可见光检测器的器件结构如图1所示,最终形成了Ag/Mn-Cu3N/FTO/glass的三明治器件结构。
如附图1所示为我们所制备的基于氮化铜薄膜的可见光探测器的结构,在玻璃基底(1)上是刻蚀的FTO(2),接着是通过磁控溅射方法制备的氮化铜薄膜或者锰掺杂氮化铜薄膜(3),顶层部分代表着Ag电极(4)。测试可见光探测器性能时接通Ag电极和FTO电极,可见光从透明导电层FTO一侧照射。
锰掺杂可见光探测器性能测试,首先要在一定的电压范围内测试伏安特性曲线,本发明测试了电压-4到4V范围内的电流变化,分为两种环境,在没有可见光照射时的伏安特性曲线和在一定可见光照射下的伏安特性曲线,根据结果选取电流变化最大时的电压进行I-t性能测试,测试I-t曲线是为了解探测器的可见光响应度、可重复性和响应速度,这是探测器最为关键的性能,对于探测器的实用性至关重要。本发明利用电化学工作站进行探测器性能测试,电化学工作站集成了多种测试手段,可进行探测器的I-V曲线和I-t性能测试,选用生活中常见的手电筒作为可见光源,可见光源的辐射照度通过光度计测得。本发明锰掺杂可见光探测器通过测试伏安特性曲线和I-t性能,如附图2所示,该探测器在室温大气环境中拥有良好的光响应度、持久可重复跳变性能、快速的响应时间,表明本发明拥有可靠的实用价值和应用前景。

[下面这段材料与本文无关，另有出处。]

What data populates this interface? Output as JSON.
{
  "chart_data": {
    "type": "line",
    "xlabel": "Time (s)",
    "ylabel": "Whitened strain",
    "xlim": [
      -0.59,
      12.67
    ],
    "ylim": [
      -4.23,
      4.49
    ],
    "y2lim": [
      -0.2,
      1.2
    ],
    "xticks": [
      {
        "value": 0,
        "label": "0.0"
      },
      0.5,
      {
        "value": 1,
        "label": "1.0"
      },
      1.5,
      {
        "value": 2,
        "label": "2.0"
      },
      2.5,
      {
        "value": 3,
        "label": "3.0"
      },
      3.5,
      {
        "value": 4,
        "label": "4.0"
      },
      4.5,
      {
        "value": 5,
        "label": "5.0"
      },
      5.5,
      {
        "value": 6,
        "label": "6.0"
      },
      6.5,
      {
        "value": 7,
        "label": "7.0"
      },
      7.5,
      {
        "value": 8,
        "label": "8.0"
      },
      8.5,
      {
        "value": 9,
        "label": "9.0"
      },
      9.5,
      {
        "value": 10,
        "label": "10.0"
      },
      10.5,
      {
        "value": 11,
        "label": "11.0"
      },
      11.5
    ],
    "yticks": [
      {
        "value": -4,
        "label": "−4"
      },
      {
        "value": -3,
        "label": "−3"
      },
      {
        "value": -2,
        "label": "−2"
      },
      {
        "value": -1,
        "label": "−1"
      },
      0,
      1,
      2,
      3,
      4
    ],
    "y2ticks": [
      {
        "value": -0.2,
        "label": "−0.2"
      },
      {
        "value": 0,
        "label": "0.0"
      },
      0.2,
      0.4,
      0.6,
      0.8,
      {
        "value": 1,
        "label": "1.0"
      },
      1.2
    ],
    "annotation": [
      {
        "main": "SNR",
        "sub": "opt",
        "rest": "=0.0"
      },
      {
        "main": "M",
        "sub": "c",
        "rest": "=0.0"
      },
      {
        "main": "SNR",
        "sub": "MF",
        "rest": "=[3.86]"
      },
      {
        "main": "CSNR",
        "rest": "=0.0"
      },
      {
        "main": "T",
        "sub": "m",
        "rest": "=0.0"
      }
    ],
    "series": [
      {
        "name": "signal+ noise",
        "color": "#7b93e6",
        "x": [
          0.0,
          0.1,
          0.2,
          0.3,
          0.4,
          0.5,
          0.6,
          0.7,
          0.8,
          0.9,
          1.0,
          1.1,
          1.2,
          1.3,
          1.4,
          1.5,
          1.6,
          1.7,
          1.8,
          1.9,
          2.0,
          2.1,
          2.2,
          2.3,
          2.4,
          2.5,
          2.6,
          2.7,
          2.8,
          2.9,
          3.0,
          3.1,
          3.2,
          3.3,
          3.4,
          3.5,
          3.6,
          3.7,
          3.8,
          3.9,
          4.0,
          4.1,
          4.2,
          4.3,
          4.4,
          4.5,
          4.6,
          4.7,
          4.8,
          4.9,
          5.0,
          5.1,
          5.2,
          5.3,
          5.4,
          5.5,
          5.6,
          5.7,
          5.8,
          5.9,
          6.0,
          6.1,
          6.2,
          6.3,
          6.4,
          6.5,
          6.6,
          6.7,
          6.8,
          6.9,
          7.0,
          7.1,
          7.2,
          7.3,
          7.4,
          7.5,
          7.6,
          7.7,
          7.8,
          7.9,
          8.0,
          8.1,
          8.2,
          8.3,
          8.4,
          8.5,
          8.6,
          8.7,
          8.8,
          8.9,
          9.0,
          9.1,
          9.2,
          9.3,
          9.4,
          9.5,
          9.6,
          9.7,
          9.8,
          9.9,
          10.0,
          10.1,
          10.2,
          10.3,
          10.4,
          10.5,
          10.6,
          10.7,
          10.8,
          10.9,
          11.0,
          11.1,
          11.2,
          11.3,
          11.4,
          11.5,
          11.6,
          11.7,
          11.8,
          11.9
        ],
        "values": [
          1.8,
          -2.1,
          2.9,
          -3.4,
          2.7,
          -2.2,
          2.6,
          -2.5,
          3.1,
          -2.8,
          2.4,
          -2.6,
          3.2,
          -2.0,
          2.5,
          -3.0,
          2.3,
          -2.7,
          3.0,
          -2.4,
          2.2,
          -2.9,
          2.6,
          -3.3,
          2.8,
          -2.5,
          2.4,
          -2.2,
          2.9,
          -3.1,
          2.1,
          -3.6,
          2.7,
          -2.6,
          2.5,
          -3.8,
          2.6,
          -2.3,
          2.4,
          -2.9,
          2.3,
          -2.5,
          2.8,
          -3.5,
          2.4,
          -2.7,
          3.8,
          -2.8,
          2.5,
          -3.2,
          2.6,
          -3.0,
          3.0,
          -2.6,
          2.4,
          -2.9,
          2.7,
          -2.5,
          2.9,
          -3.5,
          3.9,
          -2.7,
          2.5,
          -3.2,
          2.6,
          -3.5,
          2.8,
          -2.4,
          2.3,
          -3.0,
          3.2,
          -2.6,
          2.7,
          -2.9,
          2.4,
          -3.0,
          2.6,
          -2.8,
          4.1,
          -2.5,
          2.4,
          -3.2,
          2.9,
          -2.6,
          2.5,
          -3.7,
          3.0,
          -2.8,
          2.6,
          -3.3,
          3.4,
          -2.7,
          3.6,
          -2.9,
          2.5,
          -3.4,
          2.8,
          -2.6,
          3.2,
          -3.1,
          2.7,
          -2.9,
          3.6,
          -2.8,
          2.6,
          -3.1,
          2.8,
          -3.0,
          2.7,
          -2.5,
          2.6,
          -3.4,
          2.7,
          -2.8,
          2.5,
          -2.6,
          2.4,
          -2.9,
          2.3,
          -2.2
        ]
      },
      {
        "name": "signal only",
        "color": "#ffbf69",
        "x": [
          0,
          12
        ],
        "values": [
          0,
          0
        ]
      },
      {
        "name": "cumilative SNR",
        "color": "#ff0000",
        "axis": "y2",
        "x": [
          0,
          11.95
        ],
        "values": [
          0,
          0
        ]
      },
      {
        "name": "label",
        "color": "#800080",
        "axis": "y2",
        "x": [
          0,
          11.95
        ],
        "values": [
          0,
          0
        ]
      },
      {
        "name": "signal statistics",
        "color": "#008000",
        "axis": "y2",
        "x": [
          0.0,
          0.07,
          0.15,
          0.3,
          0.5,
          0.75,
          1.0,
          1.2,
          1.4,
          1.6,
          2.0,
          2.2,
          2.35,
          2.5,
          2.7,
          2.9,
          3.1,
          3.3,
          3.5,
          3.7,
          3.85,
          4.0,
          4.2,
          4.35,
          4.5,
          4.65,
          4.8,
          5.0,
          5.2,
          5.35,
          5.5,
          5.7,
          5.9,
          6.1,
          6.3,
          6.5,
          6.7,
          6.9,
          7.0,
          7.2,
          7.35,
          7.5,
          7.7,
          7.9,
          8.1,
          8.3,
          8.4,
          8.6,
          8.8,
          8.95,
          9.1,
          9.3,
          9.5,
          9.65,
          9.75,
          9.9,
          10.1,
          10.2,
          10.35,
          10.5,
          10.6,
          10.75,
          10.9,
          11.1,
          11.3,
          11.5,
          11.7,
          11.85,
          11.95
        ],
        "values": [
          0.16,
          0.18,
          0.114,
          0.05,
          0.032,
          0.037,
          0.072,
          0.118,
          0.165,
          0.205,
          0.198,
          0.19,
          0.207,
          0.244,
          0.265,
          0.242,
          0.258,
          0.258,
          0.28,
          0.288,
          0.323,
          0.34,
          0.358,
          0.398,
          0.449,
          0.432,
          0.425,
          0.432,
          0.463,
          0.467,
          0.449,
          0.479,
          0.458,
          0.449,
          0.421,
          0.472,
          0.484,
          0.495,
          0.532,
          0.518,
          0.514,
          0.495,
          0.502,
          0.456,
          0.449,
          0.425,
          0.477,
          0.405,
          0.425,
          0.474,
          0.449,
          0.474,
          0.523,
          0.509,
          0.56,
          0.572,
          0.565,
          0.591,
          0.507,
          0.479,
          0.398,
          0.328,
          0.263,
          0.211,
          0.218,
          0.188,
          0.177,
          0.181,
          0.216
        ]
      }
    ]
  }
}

其中图2(a)为锰掺杂氮化铜薄膜可见光探测器的I-t曲线,反映了在无光照和光照条件下的可见光响应特性以及可见光响应的可重复性能,(b)图中放大显示了电流上升时间和恢复时间,反应了探测器的响应速度。
实施例2
本发明制备的锰掺杂氮化铜薄膜为半导体薄膜材料,其具体过程为:
a.首先用稀硝酸和Zn粉刻蚀FTO导电玻璃;
b.然后分别在去离子水、丙酮和酒精中超声20min,用氮气吹干,放置于磁控溅射室的基片架上,接下来采用直流磁控溅射制备50nm厚的氮化铜薄膜和锰掺杂氮化铜薄膜;铜靶材的尺寸为两英寸的直径、5mm厚度,纯度为99.999%;溅射气体和反应气体分别为99.999%的Ar和N2;靶基距为80mm,铜靶溅射功率为80W,真空度优于5×10-4Pa,溅射气压为0.9Pa;锰靶材和铜靶材同时溅射,锰靶材为纯度为99.97%,直径2英寸,厚度3mm,采用射频溅射源,溅射功率为40W,其他条件和铜靶溅射条件一样;
c.制备好锰掺杂氮化铜薄膜,无需取出薄膜样品,直接将溅射室的真空抽至5.0×10-4Pa,再通入纯度为99.999%的氩气,流量为66sccm,溅射压强为0.5Pa,溅射时间为5min,通过溅射高纯度的银靶材(99.99%)进行Ag电极的制备;Ag电极的厚度为100nm。
实施例3
本发明制备的锰掺杂氮化铜薄膜为半导体薄膜材料,其具体过程为:
a.首先用稀硝酸和Zn粉刻蚀FTO导电玻璃;
b.然后分别在去离子水、丙酮和酒精中超声20min,用氮气吹干,放置于磁控溅射室的基片架上,接下来采用直流磁控溅射制备300nm厚的氮化铜薄膜和锰掺杂氮化铜薄膜;铜靶材的尺寸为两英寸的直径、5mm厚度,纯度为99.999%;溅射气体和反应气体分别为99.999%的Ar和N2;靶基距为80mm,铜靶溅射功率为80W,真空度优于5×10-4Pa,溅射气压为0.9Pa;锰靶材和铜靶材同时溅射,锰靶材为纯度为99.97%,直径2英寸,厚度3mm,采用射频溅射源,溅射功率为40W,其他条件和铜靶溅射条件一样;
c.制备好锰掺杂氮化铜薄膜,无需取出薄膜样品,直接将溅射室的真空抽至5.0×10-4Pa,再通入纯度为99.999%的氩气,流量为66sccm,溅射压强为0.5Pa,溅射时间为5min,通过溅射高纯度的银靶材(99.99%)进行Ag电极的制备;Ag电极的厚度为100nm。
Claims (10)
1.一种基于锰掺杂氮化铜薄膜的可见光探测器,该探测器器主要分为四层,依次包括:衬底、底电极、可见光吸收层和顶电极,其特征在用于,所述可见光吸收层为锰掺杂氮化铜薄膜。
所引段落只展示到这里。